Once again, the UK's National Institute for Health and Clinical Excellence (NICE) is in the firing line. Since the body's negative appraisal of the drugs bevacizumab, sorafenib tosylate, sunitinib, and temsirolimus for renal cell carcinoma in August of this year infuriated patients, clinicians, charities, and drug companies themselves have protested against the provisional decision. Clinical studies have shown that the new drugs are clinically effective, with an estimated progression-free survival of 6–12 months. NICE have acknowledged that the drugs are clinically effective; however, at an estimated cost of between £70,000 and £170,000 per quality-adjusted life year per patient, the body have deemed the drugs not cost-effective.

Since its formation 9 years ago, NICE has come up against bitter criticism about their decisions on expensive medical treatments that at times have been approved in other countries. But why are media attention and patient protests so often targeted at NICE, and not at the pharmaceutical companies, for pricing drugs so highly?

Drug pricing is a complex issue. Manufacturing drugs is an expensive business and requires a substantial amount of resources and time, and pharmaceutical companies should, therefore, be appropriately compensated. Developing an entirely new drug can take as long as 12 years, with an average cost of £550 million—a substantial amount of which is used for funding unsuccessful drug trials.
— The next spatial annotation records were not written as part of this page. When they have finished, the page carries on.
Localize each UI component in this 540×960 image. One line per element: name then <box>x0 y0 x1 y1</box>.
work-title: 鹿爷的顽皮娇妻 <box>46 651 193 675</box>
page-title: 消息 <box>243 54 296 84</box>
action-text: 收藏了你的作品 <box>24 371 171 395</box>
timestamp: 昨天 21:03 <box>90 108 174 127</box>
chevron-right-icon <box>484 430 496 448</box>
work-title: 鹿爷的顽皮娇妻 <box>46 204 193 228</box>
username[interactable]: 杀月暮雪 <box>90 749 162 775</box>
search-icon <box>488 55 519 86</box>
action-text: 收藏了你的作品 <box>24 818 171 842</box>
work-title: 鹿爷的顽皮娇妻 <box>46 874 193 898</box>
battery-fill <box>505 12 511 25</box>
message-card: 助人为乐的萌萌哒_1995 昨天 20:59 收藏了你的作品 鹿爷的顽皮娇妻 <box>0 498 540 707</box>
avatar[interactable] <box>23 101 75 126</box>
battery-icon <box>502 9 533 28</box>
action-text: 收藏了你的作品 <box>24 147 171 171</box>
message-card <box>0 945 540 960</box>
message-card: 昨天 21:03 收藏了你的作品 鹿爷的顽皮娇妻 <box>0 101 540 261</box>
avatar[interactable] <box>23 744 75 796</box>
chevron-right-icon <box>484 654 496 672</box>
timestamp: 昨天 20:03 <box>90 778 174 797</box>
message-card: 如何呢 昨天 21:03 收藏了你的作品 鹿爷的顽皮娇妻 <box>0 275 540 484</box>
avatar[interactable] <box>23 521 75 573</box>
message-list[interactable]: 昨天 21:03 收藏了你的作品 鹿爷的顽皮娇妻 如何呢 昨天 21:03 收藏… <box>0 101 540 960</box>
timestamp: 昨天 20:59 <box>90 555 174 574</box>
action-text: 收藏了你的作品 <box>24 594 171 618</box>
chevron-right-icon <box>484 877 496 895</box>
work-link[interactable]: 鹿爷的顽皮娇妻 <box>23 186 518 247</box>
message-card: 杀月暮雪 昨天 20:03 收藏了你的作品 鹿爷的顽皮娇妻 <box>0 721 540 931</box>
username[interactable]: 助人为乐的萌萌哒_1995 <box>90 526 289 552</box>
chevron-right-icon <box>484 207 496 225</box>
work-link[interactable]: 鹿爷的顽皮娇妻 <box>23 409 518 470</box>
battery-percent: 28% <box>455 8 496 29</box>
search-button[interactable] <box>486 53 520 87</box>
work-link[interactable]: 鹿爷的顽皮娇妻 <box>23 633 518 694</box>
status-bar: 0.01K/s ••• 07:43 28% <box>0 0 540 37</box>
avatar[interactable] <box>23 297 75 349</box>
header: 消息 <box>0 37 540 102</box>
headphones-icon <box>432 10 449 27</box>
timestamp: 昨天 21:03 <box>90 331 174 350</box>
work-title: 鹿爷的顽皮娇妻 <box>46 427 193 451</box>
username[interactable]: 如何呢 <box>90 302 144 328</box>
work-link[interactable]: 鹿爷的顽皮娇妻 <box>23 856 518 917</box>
The UK government sets a maximum level of profit that drug companies can earn, any excess of which must be paid to the Department of Health, but, other than this, current regulations allow pharmaceutical companies the liberty to price individual drugs as they see fit. Despite this freedom, pharmaceutical companies have an uncertain future: in addition to the current turbulent financial climate, many of the big-branded drugs of the 1990s are soon to come off-patent, thereby limiting companies' future profits. Does this upcoming uncertainty mean that drug companies may be guilty of pricing new branded drugs to compensate for this potential loss of profit?

For each patient, any amount of time, whether months or years, is priceless, but the NHS' resources are limited, and sacrifices have to be made somewhere

The UK's National Health Service (NHS) spends about £11 billion per year on prescription medicines, and it is struggling to pay for NICE-approved drugs as it is. A 2007 report from the UK Office of Fair Trading raised concerns about the NHS footing unnecessarily high drug bills, and they proposed that UK drug pricing regulations should be linked to therapeutic value; that is, drugs that deliver significant health benefits should be priced higher than drugs that only have minimal benefits to a limited number of patients. This system could potentially avoid unnecessary expenditure of millions of pounds by the NHS, and would follow the similar, successful drug pricing systems used in Canada and Norway.

Drug rationing for a nation is no easy task. And as Michael Rawlins, chairman of NICE, has commented, “the NHS is not a bottomless pit”. The current method used by NICE to assess the clinical effectiveness versus cost-effectiveness of a drug may not be ideal, but how else can such difficult decisions about drug rationing be made? For each patient, any amount of extra time, whether months or years, is priceless, but the NHS' resources are limited, and sacrifices have to be made somewhere. Should a patient with advanced renal cell carcinoma be allowed the chance of an extra couple of months to live, or should the patient with prostate cancer have the opportunity of treated disease-free survival? Importantly, such ugly decisions have been taken away from clinicians, who have their own conflicts of interest; that is, to treat the patient in front of them at whatever cost. The onerous task of drug allocation has to be done, and a regulatory body, such as NICE, is essential to consider how best to allocate limited resources.